If he were to take on a new cultivar, he says, it would be Koshun — originally a green tea variety, but one that, when processed as black tea, produces a mellow, aromatic cup with a flavor close to milk tea. A gentle sweetness, a rounded body, something you could drink without sugar and not miss it.

The plateau, the people, the next cup

The FETC team visiting Sugita Tea Farm on the Makinohara Plateau

"Tea brings people together," Sugita-san says. "At home, at work — wherever people gather, there is tea." On the Makinohara Plateau, the dominant cultivar is Yabukita, the same variety that accounts for roughly 72 percent of all green tea produced in Japan. Deep-steamed Shizuoka sencha — the kind most people picture when they think of Japanese green tea — starts here, in these fields.

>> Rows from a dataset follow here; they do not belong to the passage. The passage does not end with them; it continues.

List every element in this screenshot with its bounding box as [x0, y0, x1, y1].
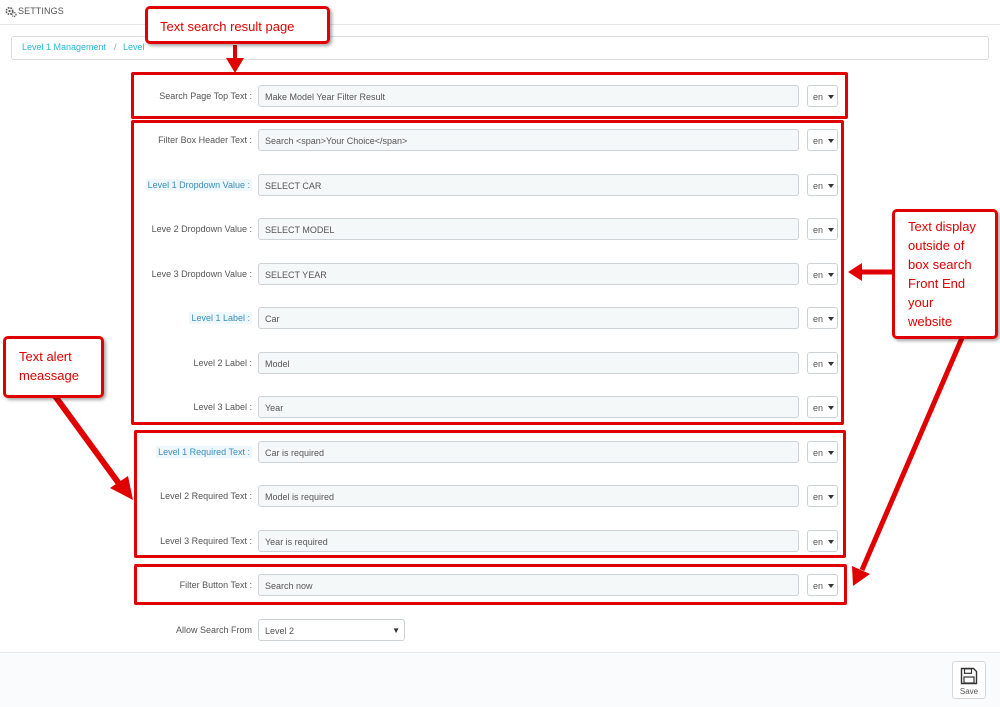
language-dropdown[interactable]: en	[807, 263, 838, 285]
field-label: Level 1 Label :	[189, 312, 252, 324]
caret-down-icon	[828, 495, 834, 499]
callout-line: Front End	[908, 276, 966, 291]
floppy-disk-icon	[960, 667, 978, 685]
gears-icon	[5, 6, 17, 18]
form-row-level2-label: Level 2 Label : Model en	[0, 352, 1000, 376]
form-row-filter-box-header: Filter Box Header Text : Search <span>Yo…	[0, 129, 1000, 153]
level3-label-input[interactable]: Year	[258, 396, 799, 418]
caret-down-icon	[828, 362, 834, 366]
language-dropdown[interactable]: en	[807, 352, 838, 374]
caret-down-icon	[828, 451, 834, 455]
allow-search-from-select[interactable]: Level 2 ▼	[258, 619, 405, 641]
field-label: Leve 2 Dropdown Value :	[151, 224, 252, 234]
language-dropdown[interactable]: en	[807, 441, 838, 463]
callout-line: outside of	[908, 238, 965, 253]
level1-required-text-input[interactable]: Car is required	[258, 441, 799, 463]
form-row-allow-search: Allow Search From Level 2 ▼	[0, 619, 1000, 643]
caret-down-icon	[828, 540, 834, 544]
callout-line: meassage	[19, 368, 79, 383]
level2-dropdown-value-input[interactable]: SELECT MODEL	[258, 218, 799, 240]
caret-down-icon	[828, 406, 834, 410]
caret-down-icon	[828, 95, 834, 99]
language-dropdown[interactable]: en	[807, 530, 838, 552]
language-dropdown[interactable]: en	[807, 85, 838, 107]
callout-line: box search	[908, 257, 972, 272]
caret-down-icon: ▼	[392, 626, 400, 635]
form-row-level3-required: Level 3 Required Text : Year is required…	[0, 530, 1000, 554]
field-label: Level 1 Dropdown Value :	[145, 179, 252, 191]
callout-text: Text search result page	[160, 19, 295, 34]
level1-dropdown-value-input[interactable]: SELECT CAR	[258, 174, 799, 196]
level3-dropdown-value-input[interactable]: SELECT YEAR	[258, 263, 799, 285]
save-label: Save	[959, 687, 979, 696]
caret-down-icon	[828, 139, 834, 143]
filter-button-text-input[interactable]: Search now	[258, 574, 799, 596]
language-code: en	[813, 270, 824, 280]
language-dropdown[interactable]: en	[807, 174, 838, 196]
form-row-level1-dropdown: Level 1 Dropdown Value : SELECT CAR en	[0, 174, 1000, 198]
language-dropdown[interactable]: en	[807, 485, 838, 507]
search-page-top-text-input[interactable]: Make Model Year Filter Result	[258, 85, 799, 107]
language-code: en	[813, 448, 824, 458]
level2-label-input[interactable]: Model	[258, 352, 799, 374]
caret-down-icon	[828, 273, 834, 277]
language-code: en	[813, 492, 824, 502]
language-code: en	[813, 359, 824, 369]
language-code: en	[813, 403, 824, 413]
field-label: Level 2 Required Text :	[160, 491, 252, 501]
caret-down-icon	[828, 228, 834, 232]
form-row-level1-label: Level 1 Label : Car en	[0, 307, 1000, 331]
level3-required-text-input[interactable]: Year is required	[258, 530, 799, 552]
callout-text-display: Text display outside of box search Front…	[892, 209, 998, 339]
save-button[interactable]: Save	[952, 661, 986, 699]
language-code: en	[813, 314, 824, 324]
level2-required-text-input[interactable]: Model is required	[258, 485, 799, 507]
field-label: Level 2 Label :	[193, 358, 252, 368]
panel-title: SETTINGS	[18, 6, 64, 16]
callout-line: Text display	[908, 219, 976, 234]
caret-down-icon	[828, 184, 834, 188]
form-row-filter-button: Filter Button Text : Search now en	[0, 574, 1000, 598]
language-dropdown[interactable]: en	[807, 396, 838, 418]
field-label: Level 1 Required Text :	[156, 446, 252, 458]
callout-text-search-result: Text search result page	[145, 6, 330, 44]
field-label: Search Page Top Text :	[159, 91, 252, 101]
language-code: en	[813, 136, 824, 146]
field-label: Level 3 Label :	[193, 402, 252, 412]
breadcrumb-level-link[interactable]: Level	[123, 42, 145, 52]
form-footer: Save	[0, 652, 1000, 707]
language-dropdown[interactable]: en	[807, 574, 838, 596]
caret-down-icon	[828, 584, 834, 588]
field-label: Filter Box Header Text :	[158, 135, 252, 145]
callout-line: website	[908, 314, 953, 329]
language-code: en	[813, 537, 824, 547]
form-row-level1-required: Level 1 Required Text : Car is required …	[0, 441, 1000, 465]
field-label: Leve 3 Dropdown Value :	[151, 269, 252, 279]
field-label: Level 3 Required Text :	[160, 536, 252, 546]
language-code: en	[813, 181, 824, 191]
caret-down-icon	[828, 317, 834, 321]
field-label: Allow Search From	[175, 625, 252, 635]
language-code: en	[813, 581, 824, 591]
language-dropdown[interactable]: en	[807, 307, 838, 329]
level1-label-input[interactable]: Car	[258, 307, 799, 329]
form-row-level3-label: Level 3 Label : Year en	[0, 396, 1000, 420]
language-code: en	[813, 92, 824, 102]
language-dropdown[interactable]: en	[807, 129, 838, 151]
form-row-level2-required: Level 2 Required Text : Model is require…	[0, 485, 1000, 509]
language-dropdown[interactable]: en	[807, 218, 838, 240]
form-row-search-page-top: Search Page Top Text : Make Model Year F…	[0, 85, 1000, 109]
form-row-level3-dropdown: Leve 3 Dropdown Value : SELECT YEAR en	[0, 263, 1000, 287]
language-code: en	[813, 225, 824, 235]
select-value: Level 2	[265, 626, 295, 636]
callout-line: your	[908, 295, 934, 310]
form-row-level2-dropdown: Leve 2 Dropdown Value : SELECT MODEL en	[0, 218, 1000, 242]
field-label: Filter Button Text :	[179, 580, 252, 590]
callout-text-alert: Text alert meassage	[3, 336, 104, 398]
breadcrumb-level1-management[interactable]: Level 1 Management	[22, 42, 106, 52]
filter-box-header-text-input[interactable]: Search <span>Your Choice</span>	[258, 129, 799, 151]
callout-line: Text alert	[19, 349, 72, 364]
breadcrumb-separator: /	[114, 42, 117, 52]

"Yabukita is the standard. But I hope younger people will discover other cultivars too, and find more reasons to be drawn to tea."

What we want to share through these articles is not expertise. It is the freedom to enjoy tea on your own terms — without rules, without pretension. You do not need specialized knowledge to brew a good cup. But knowing who grew the leaves, how they were raised, what the farmer was thinking about as the buds emerged in spring — that changes the way the tea tastes. Not chemically. Something quieter than that.

At the end of our visit, I told Sugita-san that I had enjoyed hearing all of his stories. He tilted his head slightly and said, "Well, that was not even all of them."